Coming from musical backgrounds, Knight and Irwin are the band’s principal songwriters.

Irwin said his grandfather and uncle played bluegrass music and he was inspired to play so his mother bought him a guitar when he was younger. Knight said when he was a kid, he was only allowed to listen to Christian music. Then, one of his friends gave him a few classic rock CDs — Rush, Pink Floyd and Led Zeppelin.

“He basically said, ‘Listen to this and come back to me and let me know how that goes for you’ and immediately I was like, I would like to learn how to play drum set,” Knight said.

The name for the band sprouted from an idea Irwin had.

Knight said he received a text message from Irwin including just the words “Squirrel Shaped Fish” with no explanation.

“It was just so interesting and such a weird phrasing of words,” Knight said.

Irwin said the name came from a dish offered at the Chinese restaurant Hong Kong in Lansing.

The name Squirrel Shaped Fish accompanies a tale about a chef serving the Chinese emperor the dish for the first time, pleasing him and spreading dish’s popularity since.

Langvardt said inspiration for the band’s music and song writing process comes from the broad range of genres and artists each member listens to.

Kupatavetin is a fan of “clean pop productions,” while Langvardt said he listens to varied genres such as jazz and metal.

A dream realized

Irwin said Meridian Entertainment Group, the company that booked bands for the festival, approached the group to play at the festival this year.

“Basically they just noticed us and they thought that we would be a good addition to (Common Ground Music Festival),” Irwin said. “Last year, they had a lot more local bands play than this year so we were honored.”

Prior to being asked to play at the festival, Knight said it was one of the band’s goals to work hard and try to be a part of Common Ground Music Festival.

“Then it got offered to us, we didn’t even have to go out of our way to find them and to ask them and it was such a moment of triumph,” Knight said.

Knight said being asked to play feels like all the work the band has put in the past year has really paid off.
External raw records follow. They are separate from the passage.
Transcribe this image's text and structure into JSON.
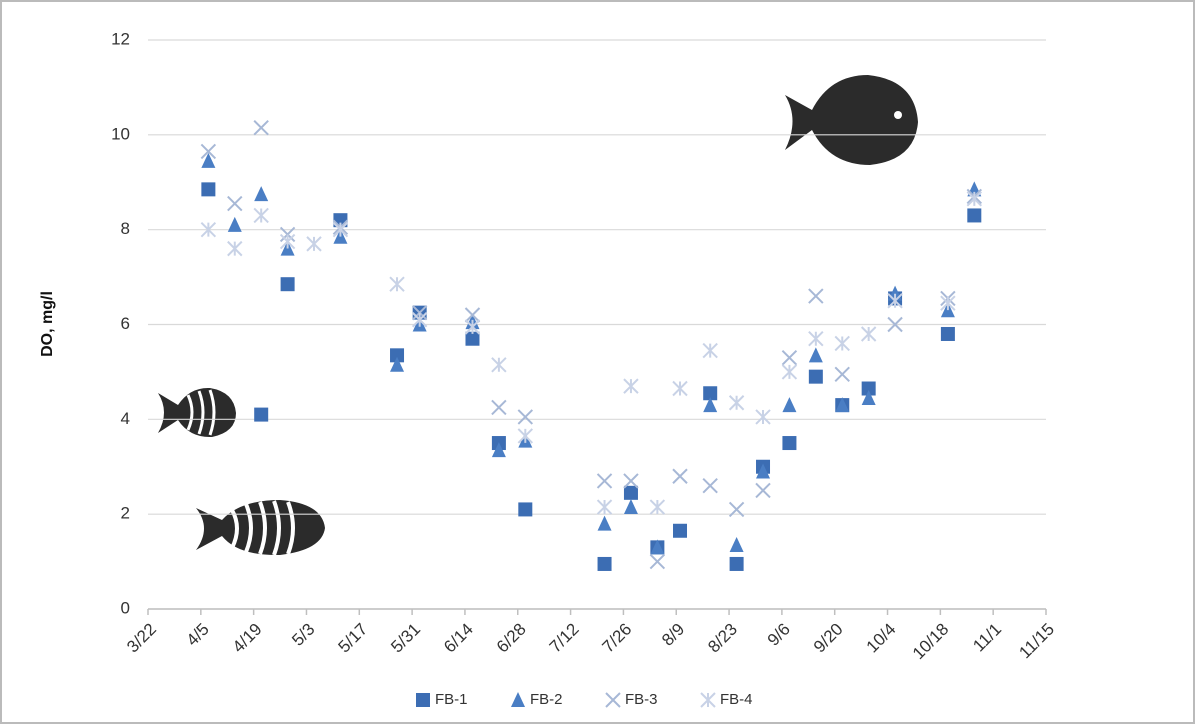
{
  "chart_data": {
    "type": "scatter",
    "y_label": "DO, mg/l",
    "x": [
      16,
      23,
      30,
      37,
      44,
      51,
      66,
      72,
      86,
      93,
      100,
      121,
      128,
      135,
      141,
      149,
      156,
      163,
      170,
      177,
      184,
      191,
      198,
      212,
      219
    ],
    "series": [
      {
        "name": "FB-1",
        "color": "#3c6db3",
        "marker": "square",
        "values": [
          8.85,
          null,
          4.1,
          6.85,
          null,
          8.2,
          5.35,
          6.25,
          5.7,
          3.5,
          2.1,
          0.95,
          2.45,
          1.3,
          1.65,
          4.55,
          0.95,
          3.0,
          3.5,
          4.9,
          4.3,
          4.65,
          6.55,
          5.8,
          8.3
        ]
      },
      {
        "name": "FB-2",
        "color": "#4a7ec4",
        "marker": "triangle",
        "values": [
          9.45,
          8.1,
          8.75,
          7.6,
          null,
          7.85,
          5.15,
          6.0,
          6.05,
          3.35,
          3.55,
          1.8,
          2.15,
          1.3,
          null,
          4.3,
          1.35,
          2.9,
          4.3,
          5.35,
          4.3,
          4.45,
          6.65,
          6.3,
          8.85
        ]
      },
      {
        "name": "FB-3",
        "color": "#a7b8d6",
        "marker": "x",
        "values": [
          9.65,
          8.55,
          10.15,
          7.9,
          null,
          8.05,
          null,
          6.25,
          6.2,
          4.25,
          4.05,
          2.7,
          2.7,
          1.0,
          2.8,
          2.6,
          2.1,
          2.5,
          5.3,
          6.6,
          4.95,
          null,
          6.0,
          6.55,
          8.7
        ]
      },
      {
        "name": "FB-4",
        "color": "#c8d2e6",
        "marker": "asterisk",
        "values": [
          8.0,
          7.6,
          8.3,
          7.75,
          7.7,
          8.0,
          6.85,
          6.1,
          5.95,
          5.15,
          3.65,
          2.15,
          4.7,
          2.15,
          4.65,
          5.45,
          4.35,
          4.05,
          5.0,
          5.7,
          5.6,
          5.8,
          6.5,
          6.45,
          8.65
        ]
      }
    ],
    "xlim": [
      0,
      238
    ],
    "xticks": [
      {
        "value": 0,
        "label": "3/22"
      },
      {
        "value": 14,
        "label": "4/5"
      },
      {
        "value": 28,
        "label": "4/19"
      },
      {
        "value": 42,
        "label": "5/3"
      },
      {
        "value": 56,
        "label": "5/17"
      },
      {
        "value": 70,
        "label": "5/31"
      },
      {
        "value": 84,
        "label": "6/14"
      },
      {
        "value": 98,
        "label": "6/28"
      },
      {
        "value": 112,
        "label": "7/12"
      },
      {
        "value": 126,
        "label": "7/26"
      },
      {
        "value": 140,
        "label": "8/9"
      },
      {
        "value": 154,
        "label": "8/23"
      },
      {
        "value": 168,
        "label": "9/6"
      },
      {
        "value": 182,
        "label": "9/20"
      },
      {
        "value": 196,
        "label": "10/4"
      },
      {
        "value": 210,
        "label": "10/18"
      },
      {
        "value": 224,
        "label": "11/1"
      },
      {
        "value": 238,
        "label": "11/15"
      }
    ],
    "ylim": [
      0,
      12
    ],
    "yticks": [
      0,
      2,
      4,
      6,
      8,
      10,
      12
    ],
    "grid": true,
    "legend": "bottom"
  }
}
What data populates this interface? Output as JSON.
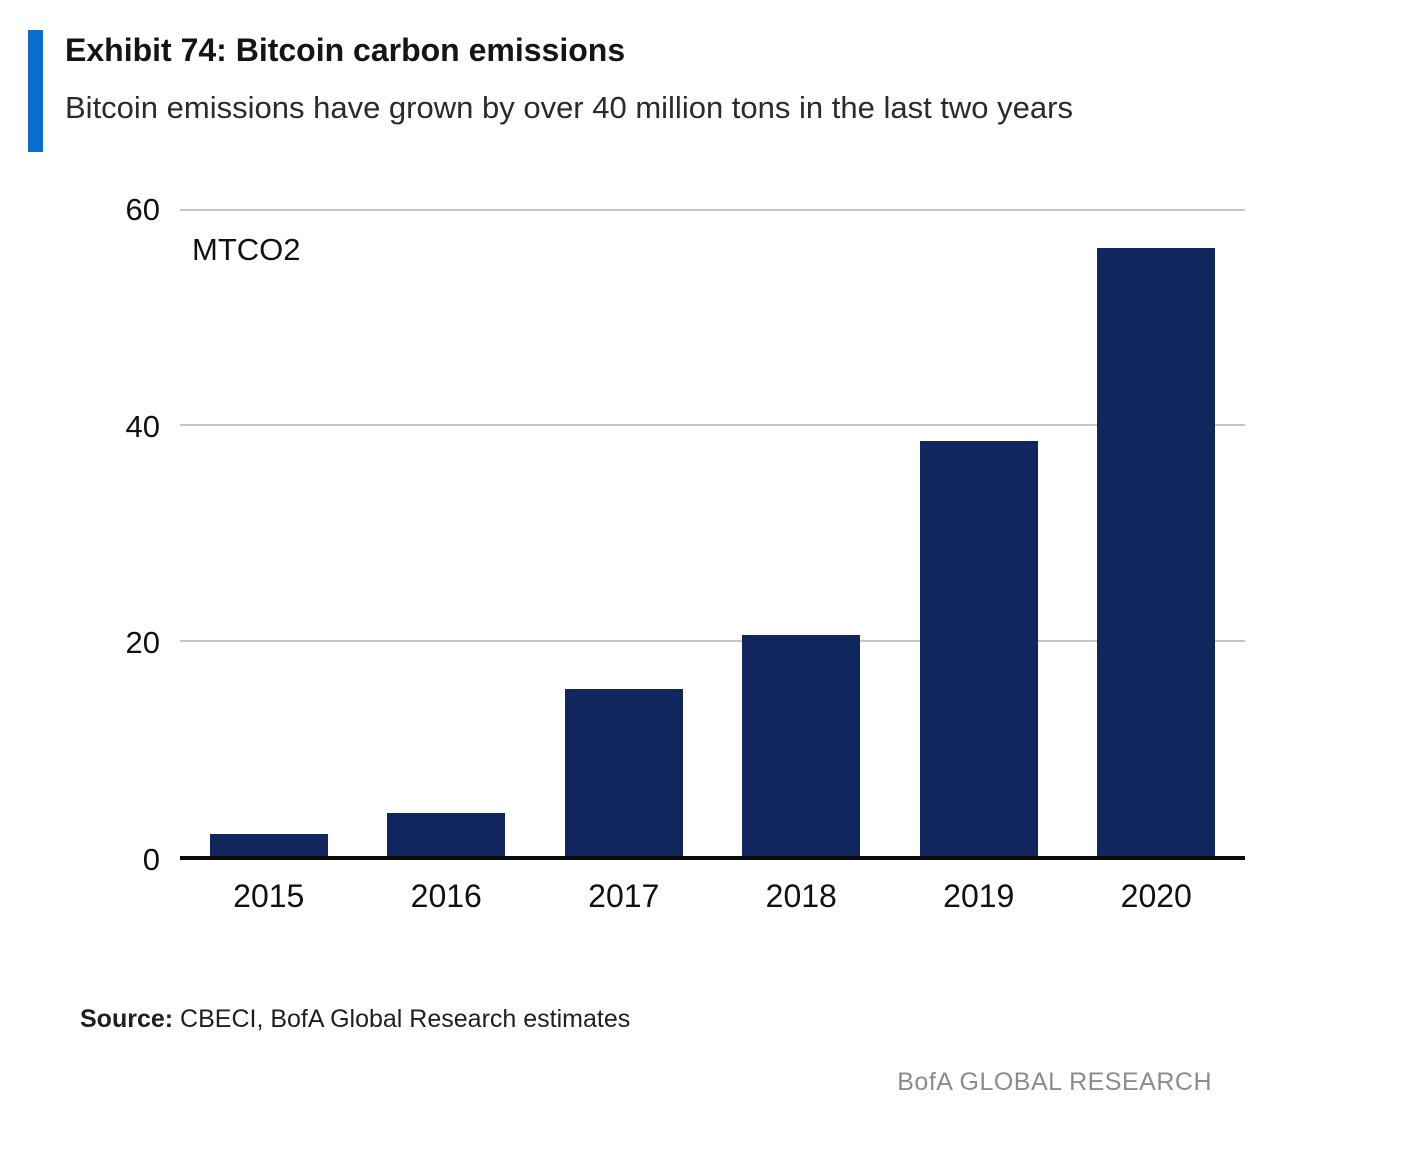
{
  "header": {
    "exhibit_title": "Exhibit 74: Bitcoin carbon emissions",
    "subtitle": "Bitcoin emissions have grown by over 40 million tons in the last two years",
    "accent_color": "#0a6ed1"
  },
  "chart_data": {
    "type": "bar",
    "title": "Exhibit 74: Bitcoin carbon emissions",
    "subtitle": "Bitcoin emissions have grown by over 40 million tons in the last two years",
    "unit_label": "MTCO2",
    "categories": [
      "2015",
      "2016",
      "2017",
      "2018",
      "2019",
      "2020"
    ],
    "values": [
      2,
      4,
      15.5,
      20.5,
      38.5,
      56.5
    ],
    "xlabel": "",
    "ylabel": "MTCO2",
    "ylim": [
      0,
      60
    ],
    "yticks": [
      0,
      20,
      40,
      60
    ],
    "grid": "horizontal",
    "legend": "none",
    "bar_color": "#12265e",
    "gridline_color": "#c6c6c6",
    "baseline_color": "#0b0b0b"
  },
  "source": {
    "label": "Source:",
    "text": " CBECI, BofA Global Research estimates"
  },
  "footer": {
    "text": "BofA GLOBAL RESEARCH"
  }
}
Langvardt said the idea of playing at Common Ground Music Festival is overwhelming, especially since he’ll be able to interact with artists he listens to and is a fan of, like the band 311 and Ben Kenney of Incubus.

Kupatavetin said he is new to the Lansing area and didn’t know of the Common Ground Music Festival before, but had heard about how the festival is a big deal in Lansing and became excited.

“Especially when I heard some names on (the lineup) too and saw our band name on their I was like ‘Oh dang,’” Kupatavetin said.

Langvardt said he used to write about music and was able to interview artists he looks up to, but interacting with them at a show as fellow artists will be a completely new experience.

“This will be a little different where it’s just kind of like we get thrown into the environment with them,” Langvardt said.